Since Spook Country is listed as "on hold" online at my library, and since I DO NOT have an email indicating that it's being held for me, I have to assume I'm somewhere down on the list. Pooh.
I think I'll just pick up Blood Music tonight and ask where I am on the wait list.
I liked Water for Elephants so much that DH read it as soon as I'd finished - which is quite unusual here at Chez Bee. Turns out we don't share a lot of books - only Harry Potter and anything by Dan Simmons. The end of Elephants = best payoff ever. Go read it. Get a smile. And then run off with the circus, why doncha?
Steph, I want to thank you for pimping Kiki Strike. I picked it up on Tuesday (while buying the newest Stephenie Meyer book for the kid) and I'm loving it! So fun!
I don't know how I'm supposed to take that seriously when the writer says things like: "...she seems unaware that all innovative language derives its impact from the contrast to straightforward English."
Really? All innovative language follows that rule? Isn't that more like a formula? Which is to say, not innovative?
eta:
Jesus! Then the negative comparison of Cormac McCarthy to Ken Follett. Yeah, Cormac needs to take a clue from Ken. That'd make his novels better.
And this presumption:
We have to read a great book more than once to realize how consistently good the prose is, because the first time around, and often even the second, we're too involved in the story to notice. If Proulx's fiction is so compelling, why are its fans more impressed by individual sentences than by the whole?

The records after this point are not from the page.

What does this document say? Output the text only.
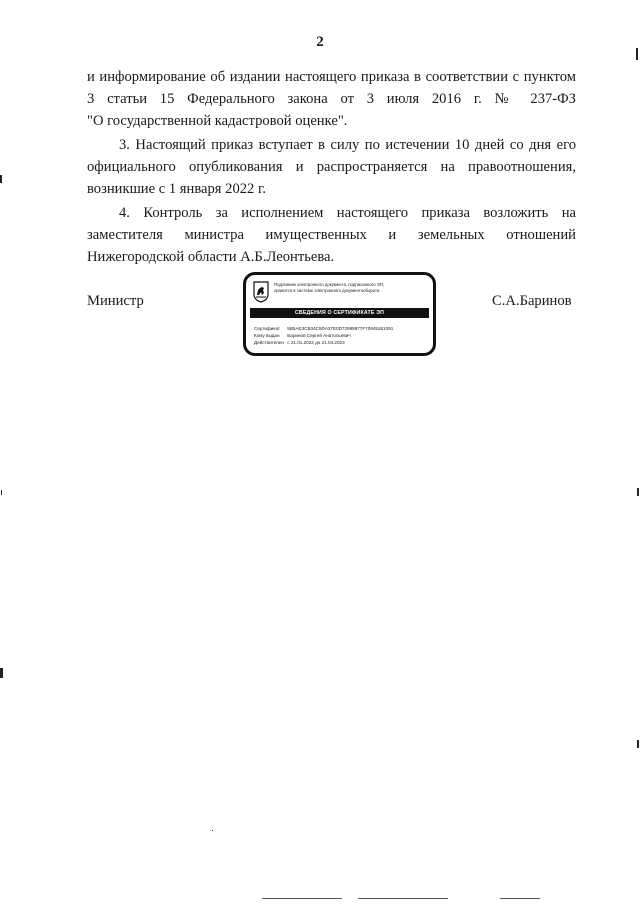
2

и информирование об издании настоящего приказа в соответствии с пунктом

3 статьи 15 Федерального закона от 3 июля 2016 г. № 237-ФЗ

"О государственной кадастровой оценке".

3. Настоящий приказ вступает в силу по истечении 10 дней со дня его

официального опубликования и распространяется на правоотношения,

возникшие с 1 января 2022 г.

4. Контроль за исполнением настоящего приказа возложить на

заместителя министра имущественных и земельных отношений

Нижегородской области А.Б.Леонтьева.

Министр
Подлинник электронного документа, подписанного ЭП,
хранится в системе электронного документооборота
СВЕДЕНИЯ О СЕРТИФИКАТЕ ЭП
Сертификат 5B5AE3CB34C5DA37E0D72998977F70945261091
Кому выдан Баринов Сергей Анатольевич
Действителен с 21.01.2022 до 21.04.2023
С.А.Баринов
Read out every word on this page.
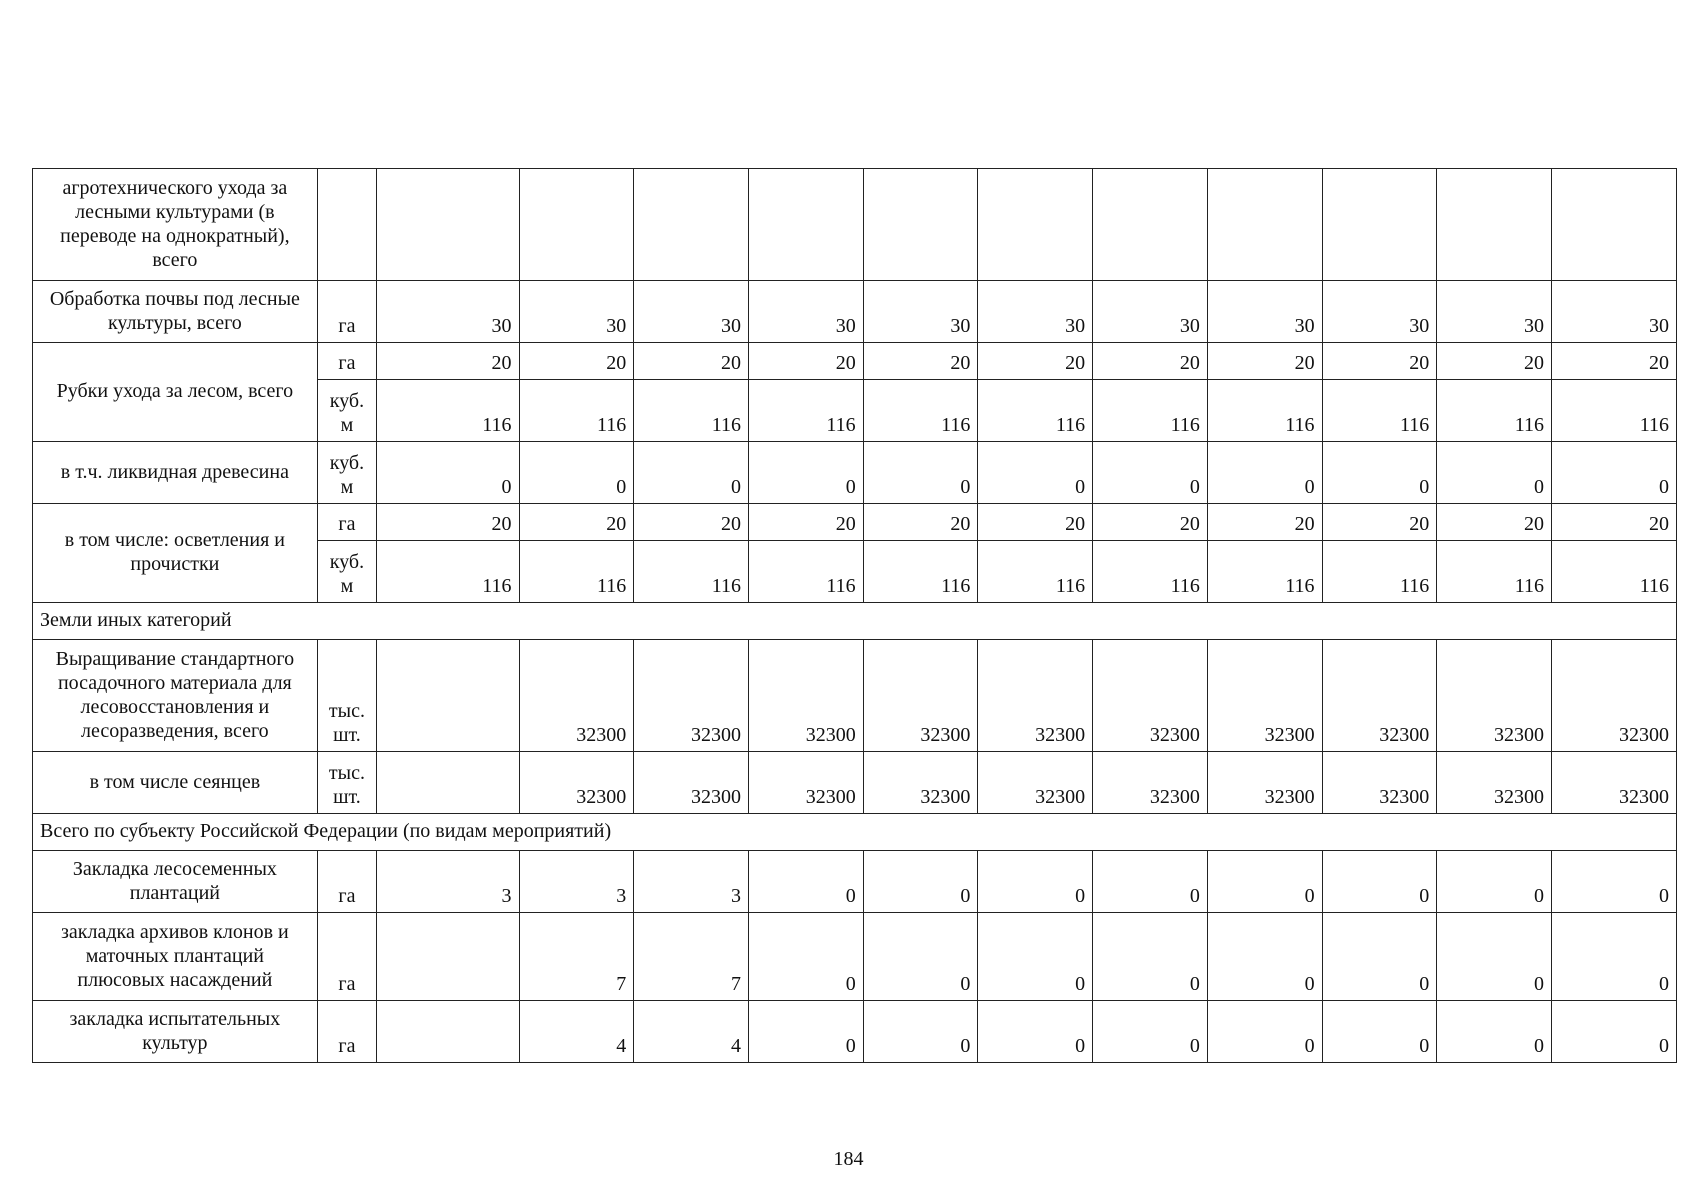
агротехнического ухода за лесными культурами (в переводе на однократный), всего												
Обработка почвы под лесные культуры, всего	га	30	30	30	30	30	30	30	30	30	30	30
Рубки ухода за лесом, всего	га	20	20	20	20	20	20	20	20	20	20	20
	куб. м	116	116	116	116	116	116	116	116	116	116	116
в т.ч. ликвидная древесина	куб. м	0	0	0	0	0	0	0	0	0	0	0
в том числе: осветления и прочистки	га	20	20	20	20	20	20	20	20	20	20	20
	куб. м	116	116	116	116	116	116	116	116	116	116	116
Земли иных категорий												
Выращивание стандартного посадочного материала для лесовосстановления и лесоразведения, всего	тыс. шт.		32300	32300	32300	32300	32300	32300	32300	32300	32300	32300
в том числе сеянцев	тыс. шт.		32300	32300	32300	32300	32300	32300	32300	32300	32300	32300
Всего по субъекту Российской Федерации (по видам мероприятий)												
Закладка лесосеменных плантаций	га	3	3	3	0	0	0	0	0	0	0	0
закладка архивов клонов и маточных плантаций плюсовых насаждений	га		7	7	0	0	0	0	0	0	0	0
закладка испытательных культур	га		4	4	0	0	0	0	0	0	0	0
184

Just seems nutty to me. I know plenty of people read primarily for plot, but that's extremely reductive to hold every novel to that standard.
eta:
Here's another sweeping generalization that seems insupportable: "But novels tolerate epic language only in moderation."
Tolstoy? Tolkien? Melville? Pynchon? We know them for their moderation?
Oh, good, I'm not alone in finding modern "literature" turgid.
Then the negative comparison of Cormac McCarthy to Ken Follett. Yeah, Cormac needs to take a clue from Ken. That'd make his novels better.
Oh god.
The language needs to be right for the story. If every novel read like Hemingway, it would be a pretty boring book world.
Tolstoy? Tolkien? Melville? Pynchon? We know them for their moderation?
Tolkien would have been improved by it... ugh. Can't stand his stilted, awkward, get to the POINT prose. It's like those 500,000 word epics on FF.net, but with less sex. Hate him so much, even though he had interesting stories buried in that fucking mess of prose.
That said, wow, the anti-intellectualism in that article just shines right through. Maybe those damn kids with their polysyllabic words and quirky yet evocative way of putting things had better get off her shiny little suburban lawn.
That's right: "strangled, work-driven ways." Work-driven is fine, of course, except for its note of self-approval, but strangled ways makes no sense on any level.
I'm not sure what she's not getting here. To me, that sentence evokes the feeling of being so tense that your voice tightens, and so wrapped up in your work that it's a choke chain you can't stray far from.
Feh.
And, yeah, "Gun's going off." stuck with me like whoa, but Brokeback Mountain (the story) as a WHOLE left me weeping like a baby AND admiring the writing skill. These are NOT mutually exclusive things.